DCAgent/b1_top1 is an 8 billion parameter language model fine-tuned from Qwen/Qwen3-8B. This model is specifically adapted from the Qwen3-8B architecture, focusing on specialized performance through fine-tuning on the /e/scratch/jureap59/raoof1/sft_data/hf_hub/datasets--DCAgent--b1_top1/snapshots/b2309d14459711bdc32a92285257bc916445bbdc_thinking_preprocessed dataset. It leverages a 32768 token context length, making it suitable for tasks requiring extensive contextual understanding within its fine-tuned domain.
Loading preview...
Model Overview
DCAgent/b1_top1 is an 8 billion parameter language model, fine-tuned from the robust Qwen/Qwen3-8B base architecture. This model has undergone specialized training on a unique dataset, /e/scratch/jureap59/raoof1/sft_data/hf_hub/datasets--DCAgent--b1_top1/snapshots/b2309d14459711bdc32a92285257bc916445bbdc_thinking_preprocessed, indicating a focus on particular tasks or domains. It supports a substantial context length of 32768 tokens, allowing for processing and understanding of lengthy inputs.
Training Details
The fine-tuning process utilized specific hyperparameters to optimize performance:
- Learning Rate: 4e-05
- Batch Sizes: 1 (train), 8 (eval)
- Optimizer: ADAMW_TORCH_FUSED with
betas=(0.9,0.98)andepsilon=1e-08 - LR Scheduler: Cosine type with a warmup ratio of 0.1
- Epochs: 7.0
- Distributed Training: Multi-GPU setup across 16 devices.

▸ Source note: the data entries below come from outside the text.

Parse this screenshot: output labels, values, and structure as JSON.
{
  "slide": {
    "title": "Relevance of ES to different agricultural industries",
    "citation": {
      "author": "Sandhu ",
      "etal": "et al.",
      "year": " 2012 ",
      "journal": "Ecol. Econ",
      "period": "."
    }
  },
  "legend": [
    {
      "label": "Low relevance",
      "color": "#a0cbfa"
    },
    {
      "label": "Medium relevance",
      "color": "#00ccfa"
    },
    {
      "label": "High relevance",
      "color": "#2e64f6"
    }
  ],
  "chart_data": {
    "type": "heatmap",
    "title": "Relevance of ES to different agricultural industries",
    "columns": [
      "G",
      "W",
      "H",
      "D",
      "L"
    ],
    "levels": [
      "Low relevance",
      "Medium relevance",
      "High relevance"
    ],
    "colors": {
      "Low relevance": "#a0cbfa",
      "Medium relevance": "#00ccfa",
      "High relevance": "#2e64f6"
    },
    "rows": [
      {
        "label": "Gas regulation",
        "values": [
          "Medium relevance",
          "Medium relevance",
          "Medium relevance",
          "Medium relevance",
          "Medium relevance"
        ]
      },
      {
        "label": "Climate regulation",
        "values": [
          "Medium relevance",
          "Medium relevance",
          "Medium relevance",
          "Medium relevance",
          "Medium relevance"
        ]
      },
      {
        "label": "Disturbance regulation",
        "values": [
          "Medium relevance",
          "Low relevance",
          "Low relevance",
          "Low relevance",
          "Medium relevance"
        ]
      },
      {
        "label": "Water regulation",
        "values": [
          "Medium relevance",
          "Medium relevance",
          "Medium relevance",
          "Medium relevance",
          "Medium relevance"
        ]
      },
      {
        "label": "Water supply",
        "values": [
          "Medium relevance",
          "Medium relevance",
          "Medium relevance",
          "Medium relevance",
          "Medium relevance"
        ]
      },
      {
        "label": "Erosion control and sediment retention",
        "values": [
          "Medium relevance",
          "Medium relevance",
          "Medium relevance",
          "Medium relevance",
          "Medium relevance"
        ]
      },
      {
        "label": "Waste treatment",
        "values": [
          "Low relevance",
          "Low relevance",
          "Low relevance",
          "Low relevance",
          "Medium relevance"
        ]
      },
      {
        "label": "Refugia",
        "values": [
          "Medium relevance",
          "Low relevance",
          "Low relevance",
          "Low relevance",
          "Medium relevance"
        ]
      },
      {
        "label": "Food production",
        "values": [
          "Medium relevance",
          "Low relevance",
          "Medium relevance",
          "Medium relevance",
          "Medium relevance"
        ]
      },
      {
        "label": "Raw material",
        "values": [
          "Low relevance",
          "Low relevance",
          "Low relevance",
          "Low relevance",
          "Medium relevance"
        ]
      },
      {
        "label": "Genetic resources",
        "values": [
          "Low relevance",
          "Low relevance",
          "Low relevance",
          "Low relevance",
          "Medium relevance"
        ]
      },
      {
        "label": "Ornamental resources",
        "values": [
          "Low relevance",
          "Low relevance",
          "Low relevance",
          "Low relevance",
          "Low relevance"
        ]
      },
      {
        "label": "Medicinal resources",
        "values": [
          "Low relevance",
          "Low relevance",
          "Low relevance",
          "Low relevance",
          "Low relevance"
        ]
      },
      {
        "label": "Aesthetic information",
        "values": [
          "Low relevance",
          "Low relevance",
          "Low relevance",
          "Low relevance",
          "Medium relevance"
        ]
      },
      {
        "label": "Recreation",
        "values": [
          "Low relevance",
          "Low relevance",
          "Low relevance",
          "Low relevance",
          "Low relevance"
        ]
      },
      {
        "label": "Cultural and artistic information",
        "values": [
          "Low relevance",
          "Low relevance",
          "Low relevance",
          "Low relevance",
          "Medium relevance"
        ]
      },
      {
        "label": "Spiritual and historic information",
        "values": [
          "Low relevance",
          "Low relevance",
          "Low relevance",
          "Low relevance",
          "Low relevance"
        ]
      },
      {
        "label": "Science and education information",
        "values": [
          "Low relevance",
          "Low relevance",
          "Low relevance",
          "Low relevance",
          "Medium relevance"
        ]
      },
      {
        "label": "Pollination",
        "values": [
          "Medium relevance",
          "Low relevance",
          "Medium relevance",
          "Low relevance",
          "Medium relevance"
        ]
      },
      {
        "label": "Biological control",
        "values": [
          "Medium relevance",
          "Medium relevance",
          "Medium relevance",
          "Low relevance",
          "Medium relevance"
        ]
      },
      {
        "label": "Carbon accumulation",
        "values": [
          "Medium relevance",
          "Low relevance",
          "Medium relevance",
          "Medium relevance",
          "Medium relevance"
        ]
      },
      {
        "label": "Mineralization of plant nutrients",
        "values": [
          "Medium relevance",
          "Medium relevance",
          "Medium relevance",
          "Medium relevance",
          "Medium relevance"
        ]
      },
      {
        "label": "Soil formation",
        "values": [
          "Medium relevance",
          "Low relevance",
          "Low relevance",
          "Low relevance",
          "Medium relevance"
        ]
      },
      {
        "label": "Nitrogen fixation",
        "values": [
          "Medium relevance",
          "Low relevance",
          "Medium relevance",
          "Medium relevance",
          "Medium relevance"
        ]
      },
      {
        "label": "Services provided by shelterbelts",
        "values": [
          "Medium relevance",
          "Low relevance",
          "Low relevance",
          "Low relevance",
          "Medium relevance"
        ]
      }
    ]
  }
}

This configuration suggests a thorough fine-tuning approach aimed at adapting the base Qwen3-8B model for specific applications, likely within the domain of the custom training dataset. While specific intended uses and limitations are not detailed in the provided information, its fine-tuned nature implies enhanced performance for tasks aligned with its training data.